Auf der Suche nach einer Brieffreundschaft

Da ich mir Briefe schreiben als eine gelungene Abwechslung zur derzeitigen vermehrten Zeit vor dem Laptop vorstelle, entschied ich mich dafür, es auszuprobieren. Bei der Google-Suche nach einer passenden Webseite stieß ich als erstes auf die Seite www.brieffreunde.de, die einen vielversprechenden Eindruck macht und damit wirbt, Brieffreunde auf der ganzen Welt in den Sprachen Deutsch, Englisch, Italienisch, Polnisch und Tschechisch zu vermitteln. Ich legte mir ein kostenloses Profil an und nach genau elf Minuten erreichte mich die erste Nachricht. Eine 30-jährige Nutzerin aus Deutschland begrüßte mich auf der Webseite und fragte mich direkt, ob ich mit ihr eine Brieffreundschaft aufnehmen will.
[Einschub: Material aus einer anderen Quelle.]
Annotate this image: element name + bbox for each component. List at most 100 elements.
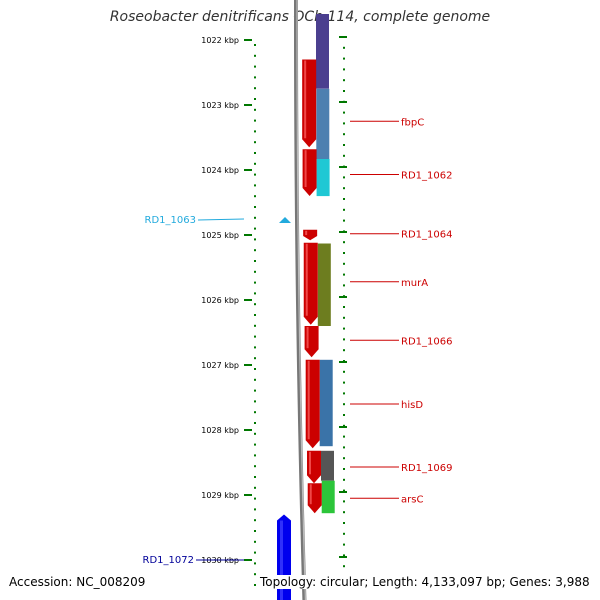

Da ich eigentlich an einem deutsch-tschechischen Austausch interessiert bin, suchte ich erst mal weiter. Es gibt auf der Webseite zwar die Möglichkeit, potenzielle Brieffreunde je nach Land zu filtern, aber schnell wurde mir klar, dass keine aktiven Mitglieder aus Tschechien registriert sind. Die große Mehrheit kommt aus Deutschland. Vielleicht ist es einfach die falsche Webseite. Dann fand ich die Seite http://www.nj.cz/brieffreunde1.html, auf der mehrere Nutzer aus Tschechien eine Anzeige geschaltet haben, in denen sie nach deutschen Brieffreunden suchen. Das klang gut. Ich schrieb einer tschechischen Frau in meinem Alter eine E-Mail, erhielt aber keine Rückmeldung. Auf der Seite ist kein Datum vorhanden, deswegen kann es gut sein, dass die Anzeigen nicht mehr aktuell sind. Aufgeben kam nicht in Frage und deswegen registrierte ich mich auf einer dritten Seite namens Mylanguageexchange, die damit wirbt, Brieffreundschaften zum Sprachaustausch zu vermitteln. Nachdem ich mich registriert hatte und meine erste potenzielle tschechische Brieffreundin anschreiben wollte, wurde mir angezeigt, dass Nachrichtenschreiben  kostenpflichtig und nur für Premium-Mitglieder möglich ist. Wie schade. Auf dieser Webseite konnte ich zwar selbst niemanden anschreiben, aber ich gab in meinem Profil an, dass ich auf der Suche nach einem deutsch-tschechischen Austausch bin und hoffte, dass mich ein Premium-Mitglied anschreiben würde. Mich erreichten tatsächlich einige Nachrichten, allerdings von Nutzern aus den USA und Finnland, aus Tschechien war leider nichts dabei. Ab zur Post! Foto: Stephanie Bergwinkl

Mein Fazit – Habe ich einen Brieffreund gefunden?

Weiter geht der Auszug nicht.